In the early and mid-1950s, King had another significant mentor, band mate Huey “Piano” Smith.
“He is an inspiration to me,” King told The Advocate in 1998. “He wrote a lot of stuff that was like me, a lot of satire stuff, with a kind of jovial spirit.”
King’s music and lyrics are lighthearted, Anderson said. “Earl, he was a fun-loving guy. He always wrote about love and happiness. Even his songs about not getting along with his woman have a funny side to them.”
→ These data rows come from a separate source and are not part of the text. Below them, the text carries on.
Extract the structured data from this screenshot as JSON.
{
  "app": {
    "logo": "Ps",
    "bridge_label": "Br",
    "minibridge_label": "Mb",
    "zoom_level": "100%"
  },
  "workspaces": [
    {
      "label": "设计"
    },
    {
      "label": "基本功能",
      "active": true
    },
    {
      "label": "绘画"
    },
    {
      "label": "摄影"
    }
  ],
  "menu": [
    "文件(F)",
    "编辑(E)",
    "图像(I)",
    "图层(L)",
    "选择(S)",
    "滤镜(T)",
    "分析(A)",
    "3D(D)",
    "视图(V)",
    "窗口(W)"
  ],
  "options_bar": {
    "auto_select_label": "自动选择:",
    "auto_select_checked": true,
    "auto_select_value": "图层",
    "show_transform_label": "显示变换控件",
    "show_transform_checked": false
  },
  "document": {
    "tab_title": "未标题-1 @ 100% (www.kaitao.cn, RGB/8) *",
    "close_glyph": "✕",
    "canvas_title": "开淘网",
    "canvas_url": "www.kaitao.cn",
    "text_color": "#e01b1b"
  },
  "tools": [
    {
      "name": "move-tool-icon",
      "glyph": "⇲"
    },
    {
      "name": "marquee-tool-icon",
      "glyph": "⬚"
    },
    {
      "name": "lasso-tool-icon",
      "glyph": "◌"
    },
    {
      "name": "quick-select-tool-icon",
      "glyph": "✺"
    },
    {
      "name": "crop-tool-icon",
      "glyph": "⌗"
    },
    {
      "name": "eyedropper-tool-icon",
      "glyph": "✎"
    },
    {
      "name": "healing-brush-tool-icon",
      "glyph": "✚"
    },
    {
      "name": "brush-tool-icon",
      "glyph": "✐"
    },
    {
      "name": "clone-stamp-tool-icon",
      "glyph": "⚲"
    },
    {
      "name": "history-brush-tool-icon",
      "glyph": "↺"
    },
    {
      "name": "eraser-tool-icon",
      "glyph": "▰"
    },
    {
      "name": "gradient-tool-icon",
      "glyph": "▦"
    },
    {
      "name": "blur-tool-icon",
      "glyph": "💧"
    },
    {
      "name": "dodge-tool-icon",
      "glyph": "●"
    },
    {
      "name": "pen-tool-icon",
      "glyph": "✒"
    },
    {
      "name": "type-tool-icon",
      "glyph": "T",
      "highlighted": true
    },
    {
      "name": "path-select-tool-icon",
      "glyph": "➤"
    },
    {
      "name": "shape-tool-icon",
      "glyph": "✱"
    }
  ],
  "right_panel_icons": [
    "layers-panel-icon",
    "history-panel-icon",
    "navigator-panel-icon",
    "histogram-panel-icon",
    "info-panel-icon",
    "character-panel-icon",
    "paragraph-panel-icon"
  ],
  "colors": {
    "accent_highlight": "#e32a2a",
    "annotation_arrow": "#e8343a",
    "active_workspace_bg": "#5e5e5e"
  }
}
Anderson recorded “Covered In Earl” following years of performing King’s songs, with the Runnin’ Pardners, the Brint Anderson Band, at his solo acoustic gigs and with the composer himself.
It took some encouragement, though, to motivate singer-guitarist Anderson to commit, at last, to making “Covered in Earl.”
“Someone finally told me, ‘Quit talking about it and just do it!’ I said, ‘You’re right.’ I’m 61 now. I thought, ‘I better get busy and do it before I’m out of here. I’m going to do this now and see what happens.’ So far, everyone is supporting me on it. It’s been great.”
And it’s still great being with Porter and the Runnin’ Pardners.
“He, his wife and their entire family have been so gracious and kind to me,” Anderson said. “We’re more than just musicians who work together. We are family.”